= FedEx furniture =

Art website

FedEx furniture is the artistic creation of computer programmer and creative consumer Jose Avila, III. In June 2005, Avila created a website, Fedexfurniture.com, to display photographs of a couch, bed, dining room table, and desk that he had constructed out of cartons obtained from overnight shipping giant FedEx Corporation (FedEx). FedEx attorneys used the takedown provisions of the Digital Millennium Copyright Act (DMCA) to force Avila's ISP to take the site offline, accusing Avila of infringing on FedEx's copyrights and trademarks, breaching his contract with FedEx by using the cartons for purposes other than shipping, and potentially misleading consumers into believing that FedEx approved or endorsed Avila's actions. Among attorneys and activist organizations concerned with the exercise of First Amendment rights on the Internet, FedEx's actions raised questions about the constitutionality of using the DMCA to censor unwanted speech. The Fedexfurniture.com website is down as of July 8, 2017.

==The story==

In 2005, Avila moved to Tempe, Arizona with nothing more than clothes and work essentials. He was still stuck in a lease on his California apartment, and could barely afford his new apartment in Arizona.

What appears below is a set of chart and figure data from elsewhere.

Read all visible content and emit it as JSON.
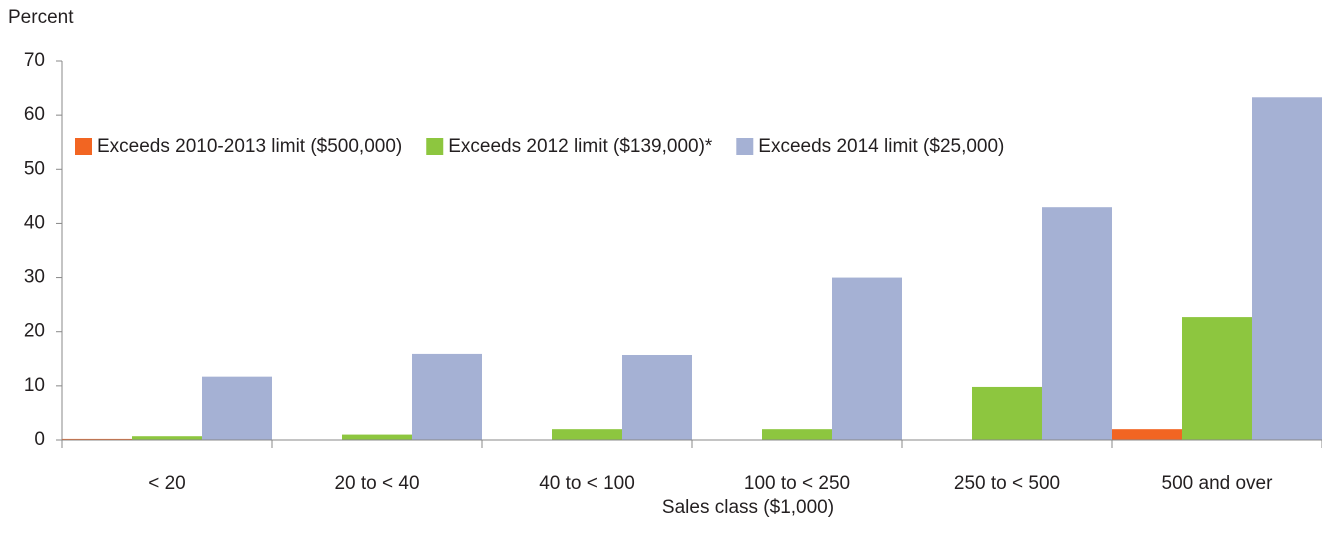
{
  "chart_data": {
    "type": "bar",
    "y_label": "Percent",
    "x_label": "Sales class ($1,000)",
    "categories": [
      "< 20",
      "20 to < 40",
      "40 to < 100",
      "100 to < 250",
      "250 to < 500",
      "500 and over"
    ],
    "series": [
      {
        "name": "Exceeds 2010-2013 limit ($500,000)",
        "color": "#f26522",
        "values": [
          0.2,
          0,
          0,
          0,
          0,
          2
        ]
      },
      {
        "name": "Exceeds 2012 limit ($139,000)*",
        "color": "#8dc63f",
        "values": [
          0.7,
          1,
          2,
          2,
          9.8,
          22.7
        ]
      },
      {
        "name": "Exceeds 2014 limit ($25,000)",
        "color": "#a5b1d4",
        "values": [
          11.7,
          15.9,
          15.7,
          30,
          43,
          63.3
        ]
      }
    ],
    "ylim": [
      0,
      70
    ],
    "yticks": [
      0,
      10,
      20,
      30,
      40,
      50,
      60,
      70
    ],
    "grid": false
  }
}
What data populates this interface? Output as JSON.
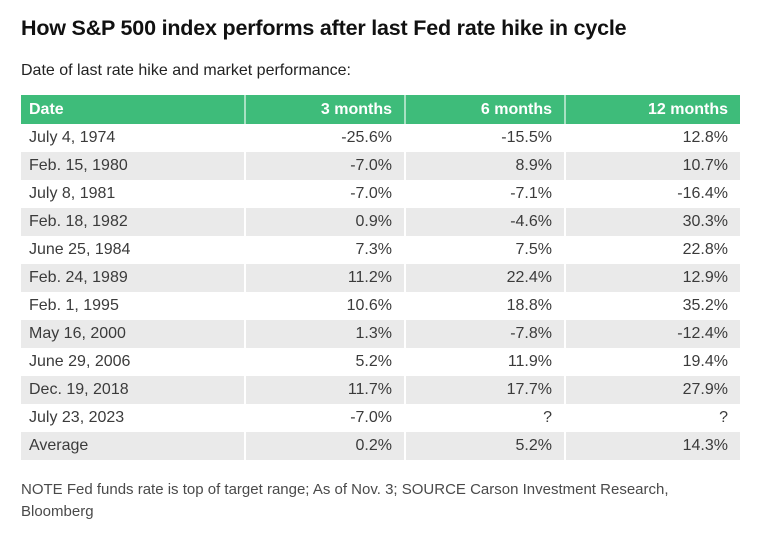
{
  "chart_data": {
    "type": "table",
    "title": "How S&P 500 index performs after last Fed rate hike in cycle",
    "subtitle": "Date of last rate hike and market performance:",
    "columns": [
      "Date",
      "3 months",
      "6 months",
      "12 months"
    ],
    "rows": [
      [
        "July 4, 1974",
        "-25.6%",
        "-15.5%",
        "12.8%"
      ],
      [
        "Feb. 15, 1980",
        "-7.0%",
        "8.9%",
        "10.7%"
      ],
      [
        "July 8, 1981",
        "-7.0%",
        "-7.1%",
        "-16.4%"
      ],
      [
        "Feb. 18, 1982",
        "0.9%",
        "-4.6%",
        "30.3%"
      ],
      [
        "June 25, 1984",
        "7.3%",
        "7.5%",
        "22.8%"
      ],
      [
        "Feb. 24, 1989",
        "11.2%",
        "22.4%",
        "12.9%"
      ],
      [
        "Feb. 1, 1995",
        "10.6%",
        "18.8%",
        "35.2%"
      ],
      [
        "May 16, 2000",
        "1.3%",
        "-7.8%",
        "-12.4%"
      ],
      [
        "June 29, 2006",
        "5.2%",
        "11.9%",
        "19.4%"
      ],
      [
        "Dec. 19, 2018",
        "11.7%",
        "17.7%",
        "27.9%"
      ],
      [
        "July 23, 2023",
        "-7.0%",
        "?",
        "?"
      ],
      [
        "Average",
        "0.2%",
        "5.2%",
        "14.3%"
      ]
    ],
    "note": "NOTE Fed funds rate is top of target range; As of Nov. 3; SOURCE Carson Investment Research, Bloomberg",
    "layout": {
      "legend": "none",
      "grid": "off",
      "row_striping": "alternate"
    }
  },
  "colors": {
    "header_bg": "#3ebc7a",
    "header_text": "#ffffff",
    "row_alt_bg": "#eaeaea",
    "body_text": "#3b3b3b",
    "note_text": "#4a4a4a"
  }
}
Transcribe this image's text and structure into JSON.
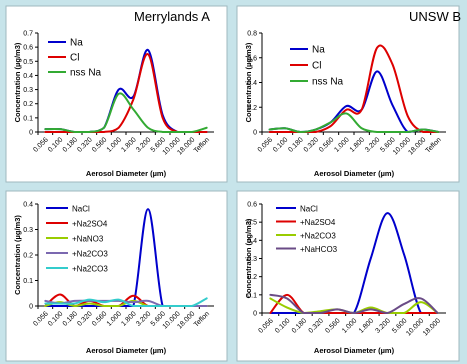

After a bit of frustration over not having furniture, Avila remembered that a former roommate had solved a similar problem by constructing furniture using FedEx cartons. Using hundreds of FedEx boxes and materials that he "already had lying around" for shipping various items, Avila constructed every piece of furniture in his apartment. Avila's designs were sturdy and attractive. Friends urged Avila to put pictures of the furniture on a Web site. According to Avila, he did so in order to show that trying financial circumstances need not lead to despair; one can respond creatively, even artistically, by using "found" materials. The site's message was "It's OK to be ghetto".

The site subsequently attracted widespread attention, both from Web surfers and the press. Because the site was getting so much traffic, Avila placed a PayPal donation link on the page and asked for help to pay for the bandwidth charges. He also announced a plan to sell Fedexfurniture.com T-shirts, although Avila says that no T-shirts were ever sold.

On June 27, 2005, FedEx attorneys wrote to Avila's ISP. Citing the takedown provisions of the Digital Millennium Copyright Act (DMCA), they demanded that the ISP remove Avila's materials from the Web. They justified their request on two grounds:
- Infringement of FedEx's intellectual property (specifically, copyrights and trademarks.)
- Violation of FedEx's terms of use for packaging supplies.

In order to take advantage of the safe harbor provisions of the DMCA, Avila's ISP complied with the request and removed Avila's materials from the Web. Had the ISP not done so, it could have been held liable for contributory infringement (aiding and abetting the infringer) if Avila's materials were subsequently found to be infringing in a court of law.

FedEx's actions concerned Internet free speech activist organizations, such as Stanford University's Center for Internet and Society, which are concerned about the use of the DMCA's takedown provisions to censor unwanted speech. According to these organizations, the DMCA's purpose is to prevent Internet copyright infringement; it was never Congress's intent that the DMCA's takedown provisions should be used when the real issue is trademark infringement or breach of contract.

A Stanford attorney, Jennifer Granick, assisted Avila on a pro bono basis. In her letter to FedEx, she disputed the use of the DMCA to remove Avila's site from the Web; she argued that the company's claim of copyright infringement had no merit; therefore, FedEx should not have used the DMCA to silence Avila's speech. The company's underlying motivations, she argued, were to protect its trademark and ability to place restrictions on public use of its cartons. Avila restored his site briefly. The dispute attracted widespread press attention, and Avila was frequently interviewed to tell his side of the story. In response to Granick's letter, FedEx attorneys reiterated their claims. Subsequently, Avila removed his site from the Web, citing technical difficulties. By January 2006, Avila's site had returned, however, by June 30, 2006, the site had again disappeared. This was caused by a server crash, and as of July 27, 2006 it was back online, but as of August 16, 2007 the site is gone. It popped up again in October 2007, but is currently down (July 8, 2017).